Is it him....or is it him?
15 August 2006 | by theowinthropSee all my reviews

I never saw this particular television version, but I can tell you a little about it.

E. Philips Oppenheim was one of the popular spy novelists of the teens of the 20th Century. He seems to have had a reasonably good writing style, and he told a good tale of intrigue. THE GREAT IMPERSONATION was written in 1913, and was part of a series of novels that were about plots by a foreign power (actually Wilhelmine Germany) against Great Britain. The most notable one (besides this one) was Erskine Childers' THE RIDDLE OF THE SANDS, one of the best novels about sea espionage ever written. However, the genre was also spoofed. P. G. Wodehouse wrote a spoof about how seven countries try to invade Britain, and are defeated by the boy scouts. H. H. Munro ("Saki") told a typically cynical tale, WHEN WILLIAM CAME, about a successful German invasion - and showed how the upper crust in Britain would quickly become quislings! Oppenheim's tale has been filmed before - there is a film version starring Ralph Bellamy. The story tells how Baron Leopold Von Ragastein, a big game hunter and German spy, is on safari in Africa, and runs across a derelict: Sir Everard Dominey. Dominey is a drunken wreck who has fled his wife and family and position - and Von Ragastein is aware of two points about him. First, Dominey's position is a high one, with very close ties to the top echelons of Britain's political, diplomatic, and military worlds. Secondly, Dominey (when cleaned up) looks almost totally like Von Ragastein. He talks it over with his assistants, and they agree that it would be better to let the German continue alone with the drunken Englishman. Who knows what might happen afterward? So we see them going off by themselves alone on the safari. About half a year later, London society is amazed to find Sir Everard has reappeared. He is back to normal - no trace of his alcoholic haze. He is soon resuming his high level work in the government. But he remains estranged from his wife, who can't understand why. He is also haunted by a rumor that he may have murdered a man who fell in love with Lady Dominey. The man's mother is constantly confronting Sir Everard about this, and he is distant with her.

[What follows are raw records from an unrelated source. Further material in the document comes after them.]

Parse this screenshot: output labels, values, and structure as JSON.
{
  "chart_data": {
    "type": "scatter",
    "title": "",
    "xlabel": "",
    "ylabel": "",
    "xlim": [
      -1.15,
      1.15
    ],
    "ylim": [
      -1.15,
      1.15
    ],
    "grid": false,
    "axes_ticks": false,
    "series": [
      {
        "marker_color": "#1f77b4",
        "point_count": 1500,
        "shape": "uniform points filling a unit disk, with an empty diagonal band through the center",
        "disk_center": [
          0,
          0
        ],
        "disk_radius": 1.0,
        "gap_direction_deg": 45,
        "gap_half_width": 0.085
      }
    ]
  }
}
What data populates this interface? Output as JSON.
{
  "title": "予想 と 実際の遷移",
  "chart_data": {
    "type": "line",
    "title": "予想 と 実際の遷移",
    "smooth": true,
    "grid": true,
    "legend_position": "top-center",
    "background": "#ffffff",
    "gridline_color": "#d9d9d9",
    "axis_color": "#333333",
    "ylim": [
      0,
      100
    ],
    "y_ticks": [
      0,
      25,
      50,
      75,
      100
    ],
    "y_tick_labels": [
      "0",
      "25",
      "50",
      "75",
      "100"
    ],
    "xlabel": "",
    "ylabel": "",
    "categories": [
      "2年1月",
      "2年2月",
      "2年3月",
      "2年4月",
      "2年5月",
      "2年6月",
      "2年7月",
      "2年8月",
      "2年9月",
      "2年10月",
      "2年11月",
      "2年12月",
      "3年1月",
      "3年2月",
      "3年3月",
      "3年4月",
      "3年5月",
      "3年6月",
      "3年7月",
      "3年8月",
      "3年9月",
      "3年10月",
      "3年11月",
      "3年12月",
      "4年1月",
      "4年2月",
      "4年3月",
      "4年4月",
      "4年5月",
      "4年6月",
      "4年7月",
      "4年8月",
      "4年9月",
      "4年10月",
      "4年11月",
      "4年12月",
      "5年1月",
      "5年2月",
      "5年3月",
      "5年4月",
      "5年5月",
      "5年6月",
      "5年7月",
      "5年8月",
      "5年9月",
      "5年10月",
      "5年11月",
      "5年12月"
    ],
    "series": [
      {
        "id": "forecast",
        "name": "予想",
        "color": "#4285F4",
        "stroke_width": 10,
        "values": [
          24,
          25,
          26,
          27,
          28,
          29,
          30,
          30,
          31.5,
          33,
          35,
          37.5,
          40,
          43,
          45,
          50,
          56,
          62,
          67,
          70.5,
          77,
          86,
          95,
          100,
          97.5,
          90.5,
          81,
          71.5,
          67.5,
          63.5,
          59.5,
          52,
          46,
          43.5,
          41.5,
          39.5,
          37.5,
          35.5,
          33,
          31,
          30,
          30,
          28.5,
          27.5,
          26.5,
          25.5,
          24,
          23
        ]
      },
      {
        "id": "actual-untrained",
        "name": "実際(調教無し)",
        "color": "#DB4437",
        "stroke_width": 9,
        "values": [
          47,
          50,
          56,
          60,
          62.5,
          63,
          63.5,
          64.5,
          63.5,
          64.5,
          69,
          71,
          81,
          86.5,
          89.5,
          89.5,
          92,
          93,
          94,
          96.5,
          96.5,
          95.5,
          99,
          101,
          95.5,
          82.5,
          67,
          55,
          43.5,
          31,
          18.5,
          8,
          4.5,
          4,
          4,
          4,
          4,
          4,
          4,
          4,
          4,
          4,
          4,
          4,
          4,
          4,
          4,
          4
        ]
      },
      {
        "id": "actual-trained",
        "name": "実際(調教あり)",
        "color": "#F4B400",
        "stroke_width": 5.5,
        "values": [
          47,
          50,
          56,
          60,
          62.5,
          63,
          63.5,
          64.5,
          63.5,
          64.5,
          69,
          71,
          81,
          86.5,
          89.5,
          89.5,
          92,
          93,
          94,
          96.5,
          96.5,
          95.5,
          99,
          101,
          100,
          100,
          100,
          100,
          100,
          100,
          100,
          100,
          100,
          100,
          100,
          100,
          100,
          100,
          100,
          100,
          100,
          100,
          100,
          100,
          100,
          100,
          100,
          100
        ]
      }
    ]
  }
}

In the meantime, Von Ragastein's assistant has gotten placed into the German Embassy in London. He constantly approaches Sir Everard at diplomatic dinners and the like, and is received courteously, but he too finds Sir Everard somewhat distant. There are moments when he appears to be close to passing information, but he backs off (or the authorities seem to get wind of what might be going on).

So the reader is kept guessing until the end of the story about the secrets of the novel: Did Sir Everard commit a murder? Is it Sir Everard or Baron Leopold who has everyone so confused? And I will leave it at that - you may find the book and read it: An edition was published twenty years ago by Dover Books.